The researchers created uCO3D, which includes high-quality videos of over 1,000 different types of objects, each filmed from every angle. They carefully checked all the videos and added detailed information about each object's shape, depth, and position. They also included descriptions of each object and used a special technique called 3D Gaussian Splat to create really accurate 3D models. When they tested AI systems trained on uCO3D, these systems performed better than those trained on older datasets.

Why it matters?

This matters because it could help make AI much better at understanding the 3D world around us. Better 3D understanding could lead to improvements in things like virtual reality, robots that can interact with objects more naturally, and even self-driving cars that can better recognize objects on the road.

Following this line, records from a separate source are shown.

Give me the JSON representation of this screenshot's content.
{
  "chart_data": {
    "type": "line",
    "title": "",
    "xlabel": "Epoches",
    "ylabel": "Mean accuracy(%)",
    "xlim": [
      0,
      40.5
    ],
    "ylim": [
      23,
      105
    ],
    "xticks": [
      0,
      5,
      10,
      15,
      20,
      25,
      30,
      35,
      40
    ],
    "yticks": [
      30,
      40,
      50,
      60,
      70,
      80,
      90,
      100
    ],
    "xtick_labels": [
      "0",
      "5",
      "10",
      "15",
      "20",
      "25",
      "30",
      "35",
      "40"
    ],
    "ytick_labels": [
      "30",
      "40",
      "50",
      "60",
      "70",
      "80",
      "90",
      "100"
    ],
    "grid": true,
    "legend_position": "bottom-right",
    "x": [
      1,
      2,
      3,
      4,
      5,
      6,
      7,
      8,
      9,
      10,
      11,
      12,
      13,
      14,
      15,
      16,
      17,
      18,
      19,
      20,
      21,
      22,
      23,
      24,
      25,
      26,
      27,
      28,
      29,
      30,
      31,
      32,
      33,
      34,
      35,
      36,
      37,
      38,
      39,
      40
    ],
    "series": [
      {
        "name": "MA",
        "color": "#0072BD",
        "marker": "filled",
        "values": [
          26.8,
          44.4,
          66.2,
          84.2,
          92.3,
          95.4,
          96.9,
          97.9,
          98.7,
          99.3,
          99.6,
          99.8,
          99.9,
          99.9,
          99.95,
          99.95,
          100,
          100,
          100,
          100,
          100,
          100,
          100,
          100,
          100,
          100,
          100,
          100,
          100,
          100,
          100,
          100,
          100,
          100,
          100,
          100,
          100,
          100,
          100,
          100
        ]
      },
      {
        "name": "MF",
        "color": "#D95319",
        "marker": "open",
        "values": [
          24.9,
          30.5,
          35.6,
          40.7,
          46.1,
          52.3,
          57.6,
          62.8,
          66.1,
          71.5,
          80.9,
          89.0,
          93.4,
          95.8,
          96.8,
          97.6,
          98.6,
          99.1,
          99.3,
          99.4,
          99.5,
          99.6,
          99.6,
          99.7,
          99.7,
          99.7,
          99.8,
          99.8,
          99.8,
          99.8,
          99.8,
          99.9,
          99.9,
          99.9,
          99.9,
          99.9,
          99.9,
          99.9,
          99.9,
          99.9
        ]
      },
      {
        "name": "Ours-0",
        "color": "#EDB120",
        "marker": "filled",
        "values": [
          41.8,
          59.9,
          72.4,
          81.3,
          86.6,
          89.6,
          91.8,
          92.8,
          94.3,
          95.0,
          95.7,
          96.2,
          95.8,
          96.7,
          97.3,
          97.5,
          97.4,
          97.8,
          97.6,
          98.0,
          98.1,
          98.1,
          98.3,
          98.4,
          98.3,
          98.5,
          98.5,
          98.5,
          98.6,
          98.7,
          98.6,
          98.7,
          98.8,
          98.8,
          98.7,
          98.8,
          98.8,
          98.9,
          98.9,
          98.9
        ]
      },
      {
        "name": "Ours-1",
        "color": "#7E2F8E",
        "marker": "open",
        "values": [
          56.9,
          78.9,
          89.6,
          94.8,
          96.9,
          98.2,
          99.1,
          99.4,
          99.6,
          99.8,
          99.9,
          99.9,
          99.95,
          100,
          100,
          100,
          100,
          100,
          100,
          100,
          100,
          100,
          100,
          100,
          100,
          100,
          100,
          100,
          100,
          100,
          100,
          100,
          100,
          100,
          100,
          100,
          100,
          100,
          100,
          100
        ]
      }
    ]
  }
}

It could also help create more realistic computer graphics for movies and video games. By making this dataset public, the researchers are helping other scientists and developers create smarter, more capable AI systems that can work with 3D objects.

Abstract

We introduce Uncommon Objects in 3D (uCO3D), a new object-centric dataset for 3D deep learning and 3D generative AI. uCO3D is the largest publicly-available collection of high-resolution videos of objects with 3D annotations that ensures full-360^{circ} coverage. uCO3D is significantly more diverse than MVImgNet and CO3Dv2, covering more than 1,000 object categories. It is also of higher quality, due to extensive quality checks of both the collected videos and the 3D annotations. Similar to analogous datasets, uCO3D contains annotations for 3D camera poses, depth maps and sparse point clouds. In addition, each object is equipped with a caption and a 3D Gaussian Splat reconstruction. We train several large 3D models on MVImgNet, CO3Dv2, and uCO3D and obtain superior results using the latter, showing that uCO3D is better for learning applications.